The contract between Vivergo and Redhall contained a common two-stage termination process.  In accordance with this process, Vivergo gave notice to Redhall that Redhall was in material breach for delaying work and failing to submit a revised programme of the project at Vivergo's request.  However, Vivergo then served a termination notice before the expiration of the required rectification period and after receiving an updated programme from Redhall. 

Having been banned from entering the plant, Redhall served Vivergo with a notice asserting that Vivergo was in repudiatory breach of the agreement.  Redhall then purported to terminate the agreement. 
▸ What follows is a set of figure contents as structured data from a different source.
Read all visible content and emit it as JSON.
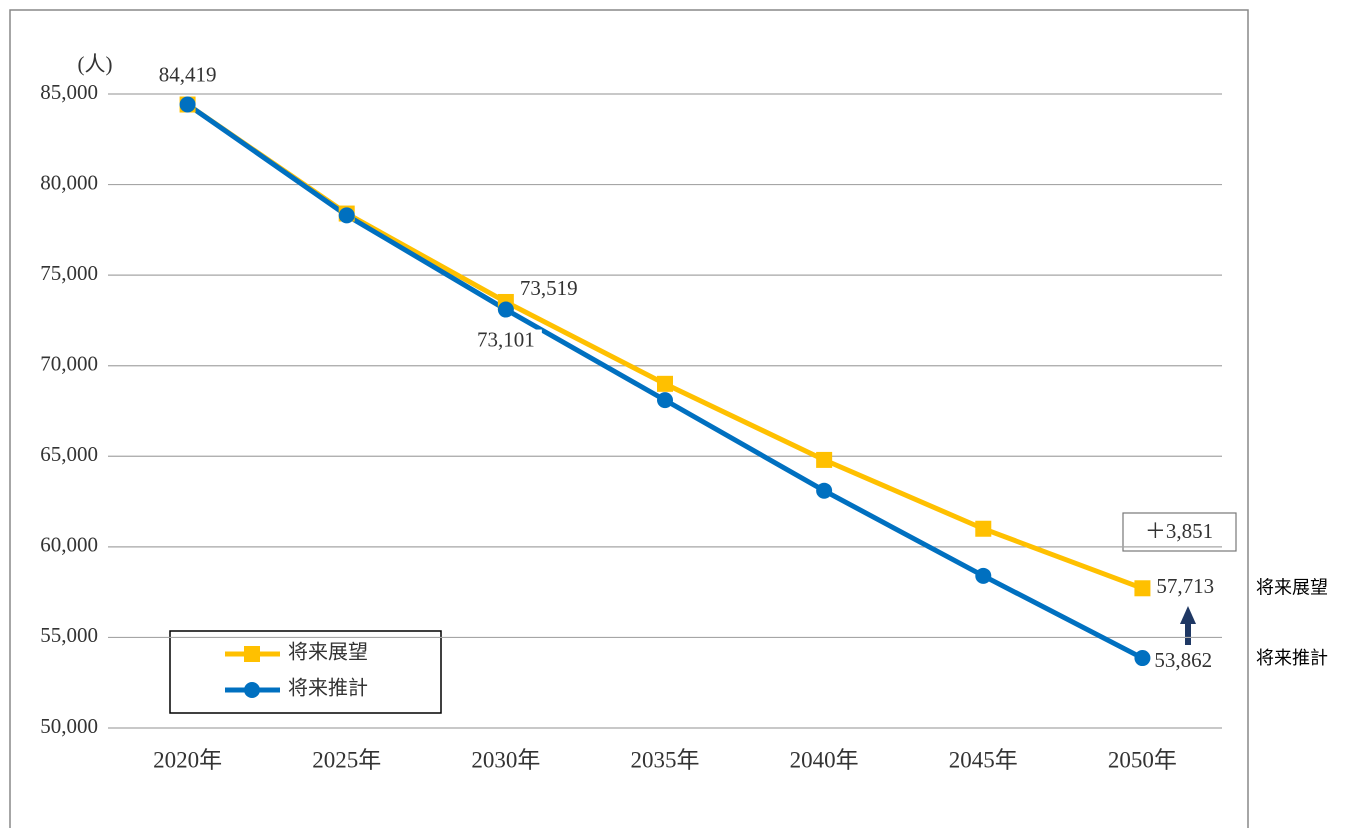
{
  "chart_data": {
    "type": "line",
    "y_axis_label": "(人)",
    "categories": [
      "2020年",
      "2025年",
      "2030年",
      "2035年",
      "2040年",
      "2045年",
      "2050年"
    ],
    "series": [
      {
        "name": "将来展望",
        "color": "#FFC000",
        "marker": "square",
        "values": [
          84419,
          78400,
          73519,
          69000,
          64800,
          61000,
          57713
        ],
        "value_labels": [
          "84,419",
          null,
          "73,519",
          null,
          null,
          null,
          "57,713"
        ]
      },
      {
        "name": "将来推計",
        "color": "#0070C0",
        "marker": "circle",
        "values": [
          84419,
          78300,
          73101,
          68100,
          63100,
          58400,
          53862
        ],
        "value_labels": [
          null,
          null,
          "73,101",
          null,
          null,
          null,
          "53,862"
        ]
      }
    ],
    "annotation": "＋3,851",
    "ylim": [
      50000,
      85000
    ],
    "yticks": [
      {
        "value": 50000,
        "label": "50,000"
      },
      {
        "value": 55000,
        "label": "55,000"
      },
      {
        "value": 60000,
        "label": "60,000"
      },
      {
        "value": 65000,
        "label": "65,000"
      },
      {
        "value": 70000,
        "label": "70,000"
      },
      {
        "value": 75000,
        "label": "75,000"
      },
      {
        "value": 80000,
        "label": "80,000"
      },
      {
        "value": 85000,
        "label": "85,000"
      }
    ],
    "grid": true,
    "legend": "lower left"
  }
}
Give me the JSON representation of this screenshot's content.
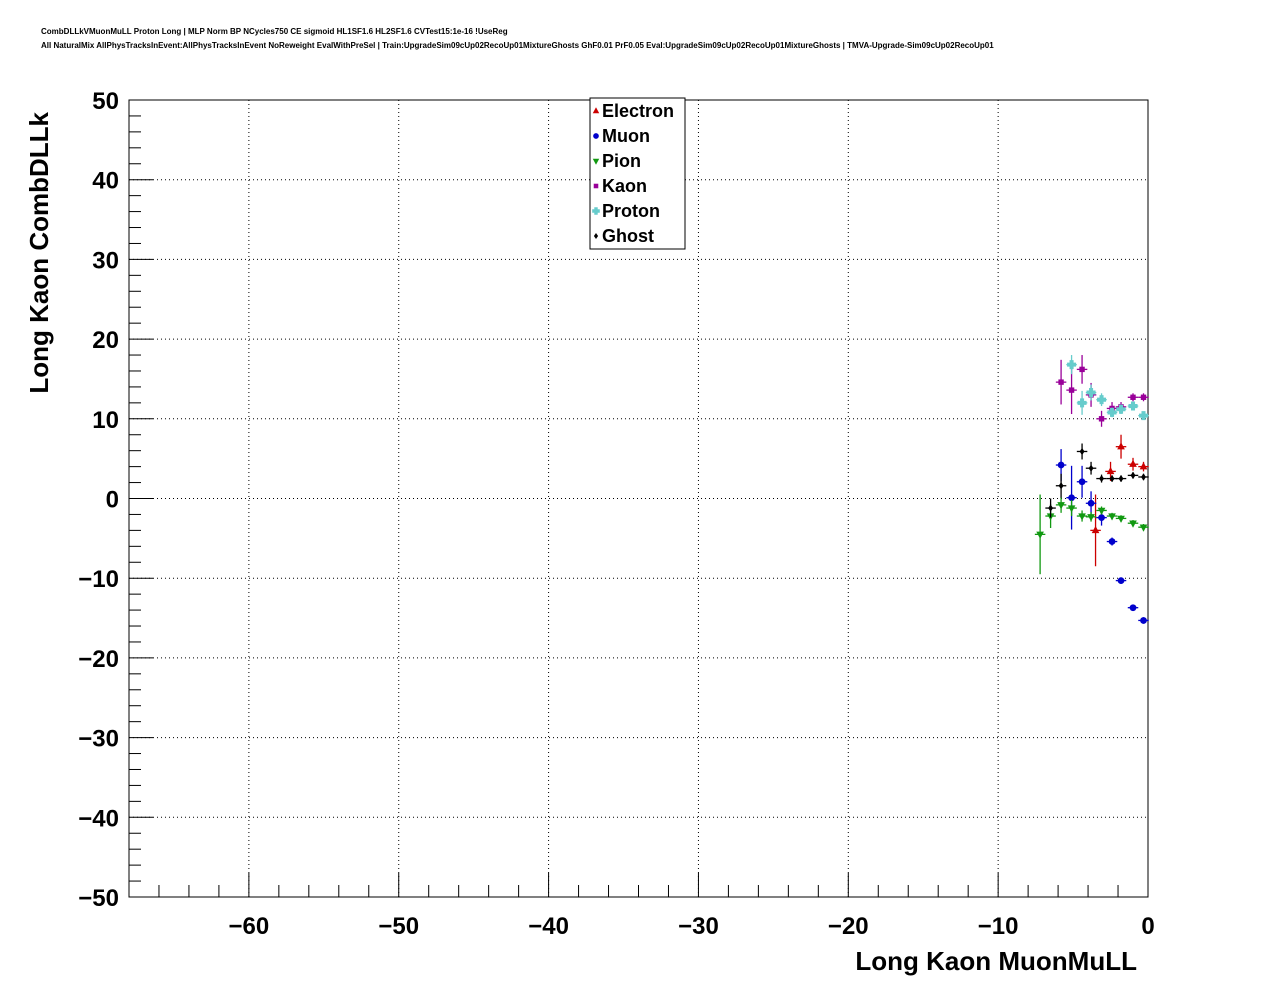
{
  "chart_data": {
    "type": "scatter",
    "title": "CombDLLkVMuonMuLL Proton Long | MLP Norm BP NCycles750 CE sigmoid HL1SF1.6 HL2SF1.6 CVTest15:1e-16 !UseReg",
    "subtitle": "All NaturalMix AllPhysTracksInEvent:AllPhysTracksInEvent NoReweight EvalWithPreSel | Train:UpgradeSim09cUp02RecoUp01MixtureGhosts GhF0.01 PrF0.05 Eval:UpgradeSim09cUp02RecoUp01MixtureGhosts | TMVA-Upgrade-Sim09cUp02RecoUp01",
    "xlabel": "Long Kaon MuonMuLL",
    "ylabel": "Long Kaon CombDLLk",
    "xlim": [
      -68,
      0
    ],
    "ylim": [
      -50,
      50
    ],
    "x_ticks": [
      -60,
      -50,
      -40,
      -30,
      -20,
      -10,
      0
    ],
    "x_tick_labels": [
      "−60",
      "−50",
      "−40",
      "−30",
      "−20",
      "−10",
      "0"
    ],
    "y_ticks": [
      50,
      40,
      30,
      20,
      10,
      0,
      -10,
      -20,
      -30,
      -40,
      -50
    ],
    "y_tick_labels": [
      "50",
      "40",
      "30",
      "20",
      "10",
      "0",
      "−10",
      "−20",
      "−30",
      "−40",
      "−50"
    ],
    "grid": true,
    "legend_position": "top-center",
    "series": [
      {
        "name": "Electron",
        "marker": "triangle-up",
        "color": "#cc0000",
        "points": [
          {
            "x": -3.5,
            "y": -4.0,
            "err": 4.5
          },
          {
            "x": -2.5,
            "y": 3.4,
            "err": 1.2
          },
          {
            "x": -1.8,
            "y": 6.5,
            "err": 1.5
          },
          {
            "x": -1.0,
            "y": 4.3,
            "err": 0.8
          },
          {
            "x": -0.3,
            "y": 4.0,
            "err": 0.6
          }
        ]
      },
      {
        "name": "Muon",
        "marker": "circle",
        "color": "#0000cc",
        "points": [
          {
            "x": -5.8,
            "y": 4.2,
            "err": 2.0
          },
          {
            "x": -5.1,
            "y": 0.1,
            "err": 4.0
          },
          {
            "x": -4.4,
            "y": 2.1,
            "err": 2.0
          },
          {
            "x": -3.8,
            "y": -0.6,
            "err": 1.5
          },
          {
            "x": -3.1,
            "y": -2.4,
            "err": 1.0
          },
          {
            "x": -2.4,
            "y": -5.4,
            "err": 0.5
          },
          {
            "x": -1.8,
            "y": -10.3,
            "err": 0.4
          },
          {
            "x": -1.0,
            "y": -13.7,
            "err": 0.4
          },
          {
            "x": -0.3,
            "y": -15.3,
            "err": 0.4
          }
        ]
      },
      {
        "name": "Pion",
        "marker": "triangle-down",
        "color": "#119911",
        "points": [
          {
            "x": -7.2,
            "y": -4.5,
            "err": 5.0
          },
          {
            "x": -6.5,
            "y": -2.2,
            "err": 1.5
          },
          {
            "x": -5.8,
            "y": -0.8,
            "err": 1.0
          },
          {
            "x": -5.1,
            "y": -1.2,
            "err": 1.0
          },
          {
            "x": -4.4,
            "y": -2.2,
            "err": 0.7
          },
          {
            "x": -3.8,
            "y": -2.3,
            "err": 0.6
          },
          {
            "x": -3.1,
            "y": -1.5,
            "err": 0.5
          },
          {
            "x": -2.4,
            "y": -2.2,
            "err": 0.4
          },
          {
            "x": -1.8,
            "y": -2.5,
            "err": 0.4
          },
          {
            "x": -1.0,
            "y": -3.1,
            "err": 0.4
          },
          {
            "x": -0.3,
            "y": -3.6,
            "err": 0.4
          }
        ]
      },
      {
        "name": "Kaon",
        "marker": "square",
        "color": "#990099",
        "points": [
          {
            "x": -5.8,
            "y": 14.6,
            "err": 2.8
          },
          {
            "x": -5.1,
            "y": 13.6,
            "err": 3.0
          },
          {
            "x": -4.4,
            "y": 16.2,
            "err": 1.8
          },
          {
            "x": -3.8,
            "y": 13.0,
            "err": 1.5
          },
          {
            "x": -3.1,
            "y": 10.0,
            "err": 1.0
          },
          {
            "x": -2.4,
            "y": 11.3,
            "err": 0.8
          },
          {
            "x": -1.8,
            "y": 11.5,
            "err": 0.6
          },
          {
            "x": -1.0,
            "y": 12.7,
            "err": 0.5
          },
          {
            "x": -0.3,
            "y": 12.7,
            "err": 0.5
          }
        ]
      },
      {
        "name": "Proton",
        "marker": "plus",
        "color": "#66cccc",
        "points": [
          {
            "x": -5.1,
            "y": 16.8,
            "err": 1.2
          },
          {
            "x": -4.4,
            "y": 12.0,
            "err": 1.5
          },
          {
            "x": -3.8,
            "y": 13.3,
            "err": 1.0
          },
          {
            "x": -3.1,
            "y": 12.4,
            "err": 0.8
          },
          {
            "x": -2.4,
            "y": 10.8,
            "err": 0.6
          },
          {
            "x": -1.8,
            "y": 11.2,
            "err": 0.6
          },
          {
            "x": -1.0,
            "y": 11.6,
            "err": 0.5
          },
          {
            "x": -0.3,
            "y": 10.4,
            "err": 0.5
          }
        ]
      },
      {
        "name": "Ghost",
        "marker": "diamond",
        "color": "#000000",
        "points": [
          {
            "x": -6.5,
            "y": -1.2,
            "err": 1.2
          },
          {
            "x": -5.8,
            "y": 1.6,
            "err": 1.5
          },
          {
            "x": -4.4,
            "y": 5.9,
            "err": 1.0
          },
          {
            "x": -3.8,
            "y": 3.8,
            "err": 0.8
          },
          {
            "x": -3.1,
            "y": 2.5,
            "err": 0.5
          },
          {
            "x": -2.4,
            "y": 2.5,
            "err": 0.4
          },
          {
            "x": -1.8,
            "y": 2.5,
            "err": 0.4
          },
          {
            "x": -1.0,
            "y": 2.9,
            "err": 0.4
          },
          {
            "x": -0.3,
            "y": 2.7,
            "err": 0.4
          }
        ]
      }
    ]
  }
}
The Court held that Redhall had validly rectified its material breach and it had subsequently validly terminated the agreement on the basis of Vivergo's repudiatory breach.  The Court outlined two requirements when determining whether termination is lawful: the breach must be sufficiently material to justify termination and the notice of termination must be valid.  Where a contract contains a two-stage termination process, care should be taken to ensure rectification of the breach has not removed the right to serve a termination notice.  If such a breach no longer exists and termination is attempted anyway, the terminating party may be in repudiatory breach of contract and exposed to a claim for damages.


Promise for property made in extra-marital affair upheld by the High Court in Australia - but no presumption of reliance in equitable estoppel

In Sidhu v Van Dyke [2014] HCA 19 the High Court of Australia rejected the lower court's finding that, based on a line of English case law, the appellant was estopped from departing from his promise to the respondent on the basis that the respondent had the benefit of a 'presumption of reliance'. 

In reliance on her partner's (the appellant's) representations that he would transfer her title to the property in which she was living, the respondent claimed that she had performed unpaid work around the property instead of pursuing full time employment and had not sought a property settlement in her divorce from her husband.  The High Court held that the lower court had erred in proceeding on the presumption that the respondent had acted to her detriment in reliance on the appellant's representations, and that on the available evidence, it would be unconscionable for the appellant to resile from his previous assurances.  The High Court awarded equitable compensation to the respondent in the amount to be assessed by reference to the value of the property. 

The approach taken in New Zealand in regard to equitable estoppel is the same as that of the Australian High Court (and not that of the English courts).  In the recent decision in Rudyard Holdings Limited v Kiwibank Ltd [2014] NZHC 1253, the High Court confirmed that the onus of establishing detrimental reliance is placed on the plaintiff seeking the remedy, and not upon the defendant.


Misrepresentation in pre-contractual negotiations

The English Supreme Court has recently articulated the position on negligent misrepresentation in pre-contractual negotiations. 

In Cramaso LLP v Ogilvie-Grant [2014] UKSC 9, an owner of land entered into negotiation with a prospective tenant.  The owner sent an email containing information incorrectly estimating the size of the population of game birds on the land.  The prospective tenant then set up Cramaso LLP to enter into a contract with the owner.  Cramaso LLP then contracted with the owner to lease the land, for the purpose of commercial shooting of game birds. 

The court held that the inaccurate estimate of the size of the game population was a negligent misrepresentation.  The representation remained operative in the mind of the prospective tenant, even though the comments were made before Cramaso LLP was incorporated and formed part of pre-contractual negotiations.  As an agent of Cramaso LLP, it was foreseeable that the representation would induce Cramaso LLP to enter into the contract.  A positive obligation remained on the owner to ensure the accuracy of his continuing representation. 

The owner could have better protected his position by:

  • Drawing a line and starting afresh after Cramaso LLP was formed

  • Issuing a disclaimer in case the estimate of the game bird population proved to be incorrect.